The dilemma that Twitter has given new startups - thankuz
http://venturebeat.com/2011/04/18/the-dilemma-that-twitter-has-given-new-startups/

======
dpritchett
_If done consciously, with one's own capital or openly disclosed to investors,
this is a risky strategy, but appeals to some: one will want to exit the trade
before the rare event happens. This occurs for instance in a speculative
bubble, where one purchases an asset in the expectation that it will likely go
up, but may plummet, and hopes to sell the asset before the bubble bursts.
This has also been referred to as "picking up pennies in front of a
steamroller"._

[http://en.wikipedia.org/wiki/Taleb_distribution#Risky_strate...](http://en.wikipedia.org/wiki/Taleb_distribution#Risky_strategy)

------
gumbo
I agree with you, building around someone else idea is risky as you may end up
competing with the api owner.

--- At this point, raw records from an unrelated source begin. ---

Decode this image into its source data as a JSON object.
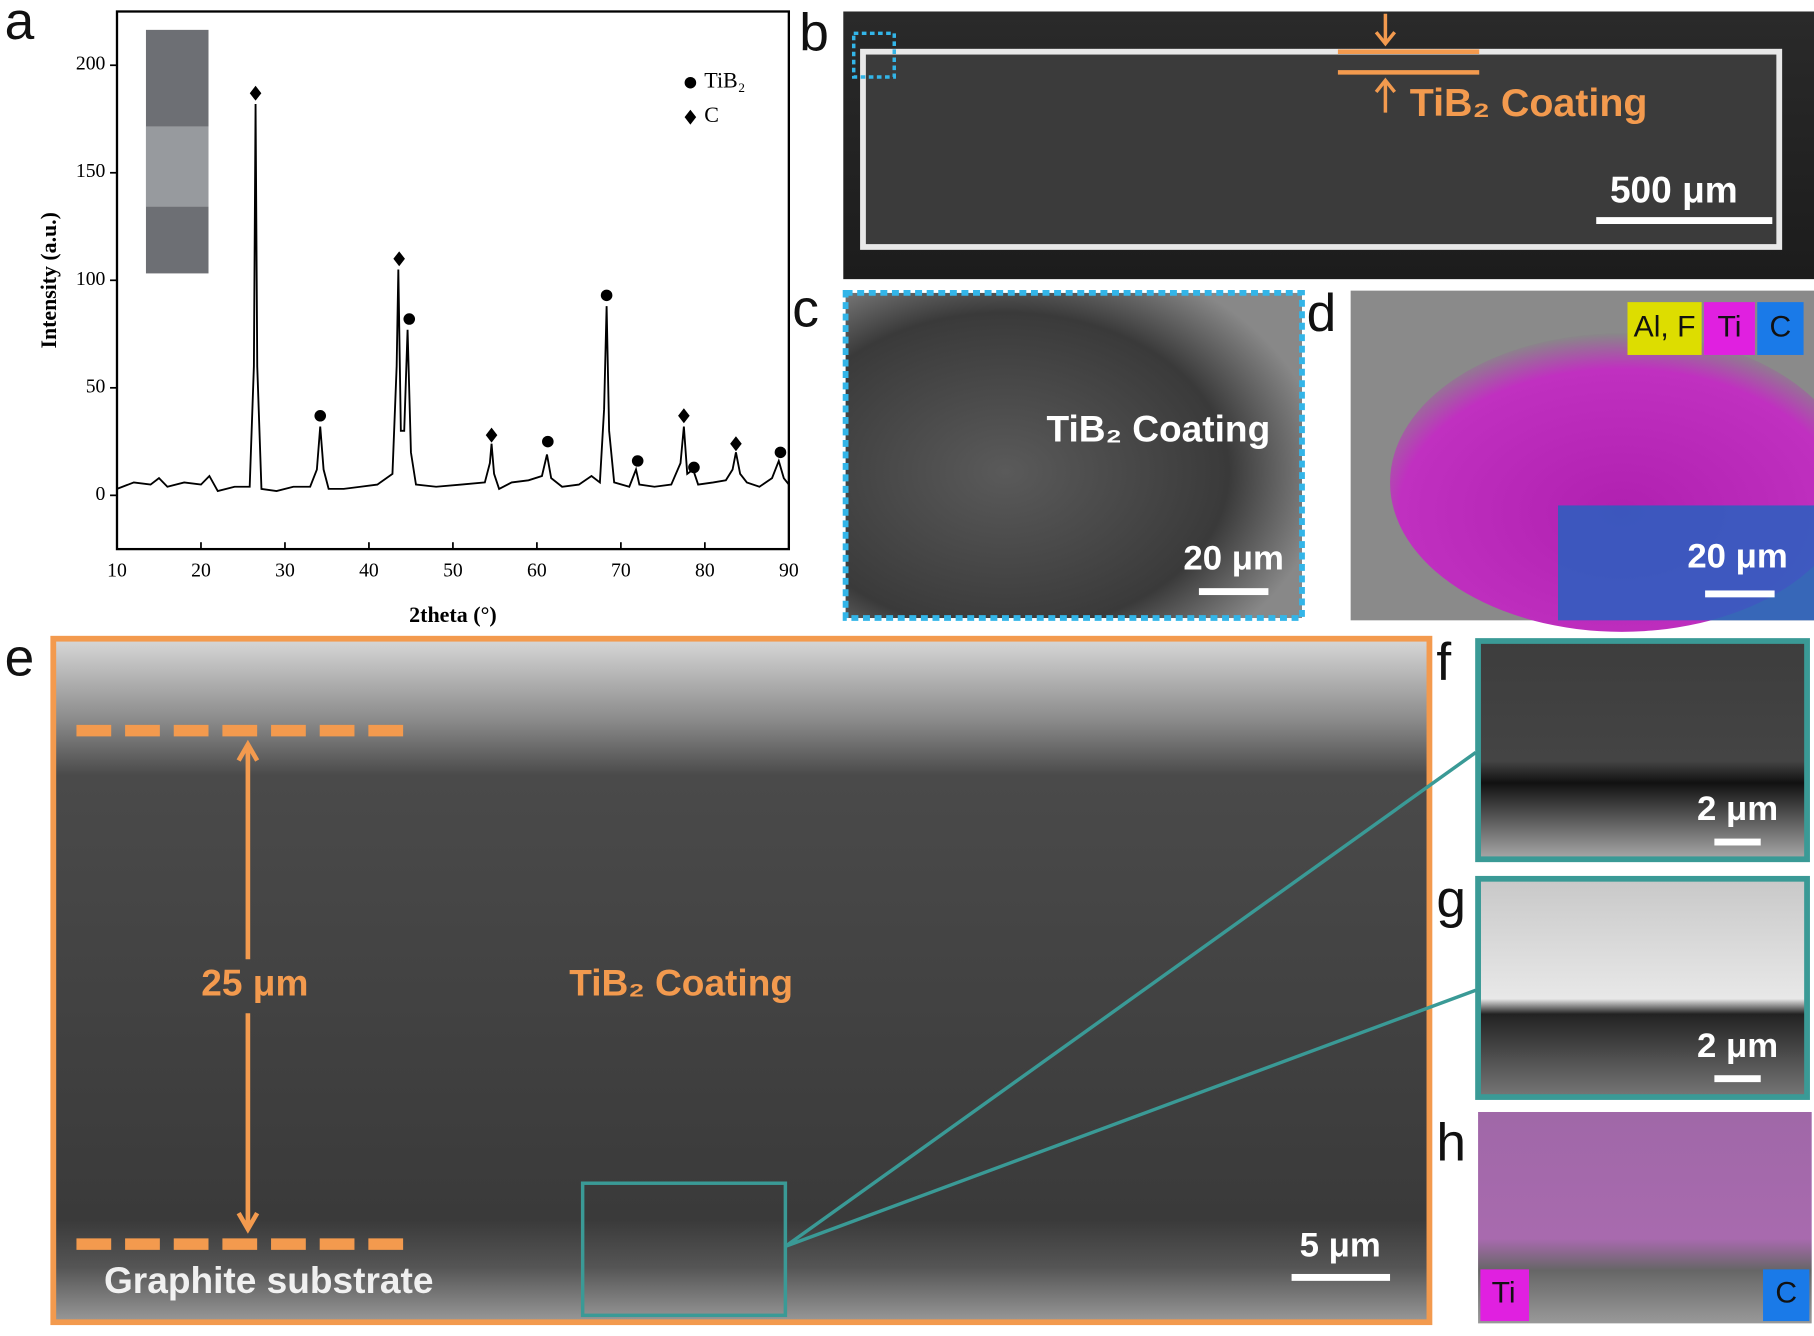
{
  "chart_data": {
    "type": "line",
    "panel_label": "a",
    "x_label": "2theta (°)",
    "y_label": "Intensity (a.u.)",
    "xlim": [
      10,
      90
    ],
    "ylim": [
      -25,
      225
    ],
    "xticks": [
      10,
      20,
      30,
      40,
      50,
      60,
      70,
      80,
      90
    ],
    "yticks": [
      0,
      50,
      100,
      150,
      200
    ],
    "color": "#000000",
    "x": [
      10,
      12,
      14,
      15,
      16,
      18,
      20,
      21,
      22,
      24,
      25.8,
      26.3,
      26.5,
      26.7,
      27.2,
      29,
      31,
      33,
      33.8,
      34.2,
      34.6,
      35.2,
      37,
      39,
      41,
      42.8,
      43.3,
      43.5,
      43.8,
      44.2,
      44.6,
      45,
      45.6,
      48,
      51,
      53.8,
      54.4,
      54.6,
      54.9,
      55.5,
      57,
      59,
      60.6,
      61.2,
      61.7,
      63,
      65,
      66.5,
      67.5,
      68,
      68.3,
      68.6,
      69.2,
      71,
      71.8,
      72.2,
      74,
      76,
      77.1,
      77.5,
      77.9,
      78.6,
      79.2,
      81,
      82.5,
      83.3,
      83.7,
      84.2,
      85,
      86.5,
      88,
      88.8,
      89.4,
      90
    ],
    "values": [
      3,
      6,
      5,
      8,
      4,
      6,
      5,
      9,
      2,
      4,
      4,
      60,
      182,
      60,
      3,
      2,
      4,
      4,
      12,
      32,
      12,
      3,
      3,
      4,
      5,
      10,
      60,
      105,
      30,
      30,
      77,
      20,
      5,
      4,
      5,
      6,
      15,
      24,
      10,
      3,
      6,
      7,
      9,
      19,
      8,
      4,
      5,
      9,
      6,
      40,
      88,
      30,
      6,
      4,
      12,
      5,
      4,
      5,
      15,
      32,
      10,
      12,
      5,
      6,
      7,
      12,
      20,
      10,
      6,
      4,
      8,
      16,
      8,
      5
    ],
    "markers": [
      {
        "name": "TiB₂",
        "symbol": "circle",
        "x": [
          34.2,
          44.8,
          61.3,
          68.3,
          72,
          78.7,
          89
        ],
        "values": [
          37,
          82,
          25,
          93,
          16,
          13,
          20
        ]
      },
      {
        "name": "C",
        "symbol": "diamond",
        "x": [
          26.5,
          43.6,
          54.6,
          77.5,
          83.7
        ],
        "values": [
          187,
          110,
          28,
          37,
          24
        ]
      }
    ]
  },
  "panels": {
    "b": {
      "label": "b",
      "coating": "TiB₂ Coating",
      "scale": "500 μm"
    },
    "c": {
      "label": "c",
      "coating": "TiB₂ Coating",
      "scale": "20 μm"
    },
    "d": {
      "label": "d",
      "legend": [
        "Al, F",
        "Ti",
        "C"
      ],
      "scale": "20 μm"
    },
    "e": {
      "label": "e",
      "thickness": "25 μm",
      "coating": "TiB₂ Coating",
      "substrate": "Graphite substrate",
      "scale": "5 μm"
    },
    "f": {
      "label": "f",
      "scale": "2 μm"
    },
    "g": {
      "label": "g",
      "scale": "2 μm"
    },
    "h": {
      "label": "h",
      "legend": [
        "Ti",
        "C"
      ]
    }
  }
}
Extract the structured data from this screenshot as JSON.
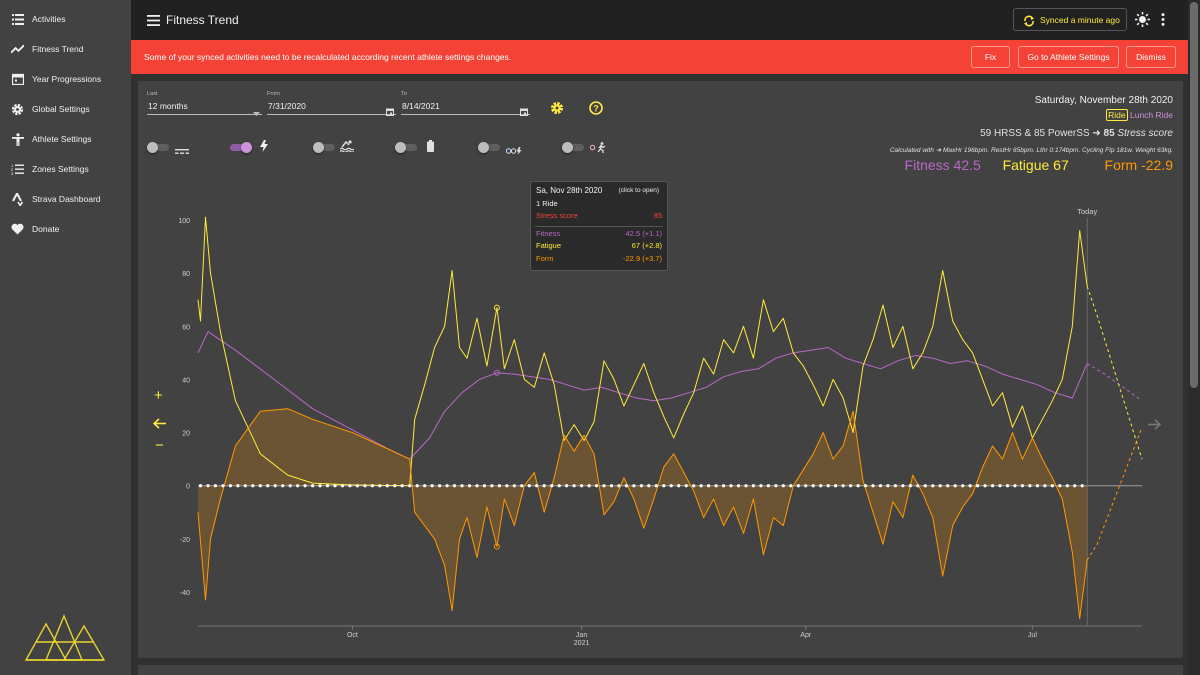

However there is so much advantage to it.
Building a service around twitter make you confident in having an established
user base that mzy adopt your product. it is all about weigth the
risk/advantages.

To talk about twitter in particular, i think twitter is the worst developer
friendly API provider i've found so far.

Our product is all about building a service around twitter, and the product
can't be built without access to their Beta site API. We've quested an access
to the API so much time since at least 2 months and we haven't get even an
email explainning why we can't have access to it and providing us with some
insigth about the tie we'll be able to access it. Can one work for months on a
product without being sure he will be able to release it? As a result we are
thinking about leaving twitter as a host platform even thught it is the best
one for our products.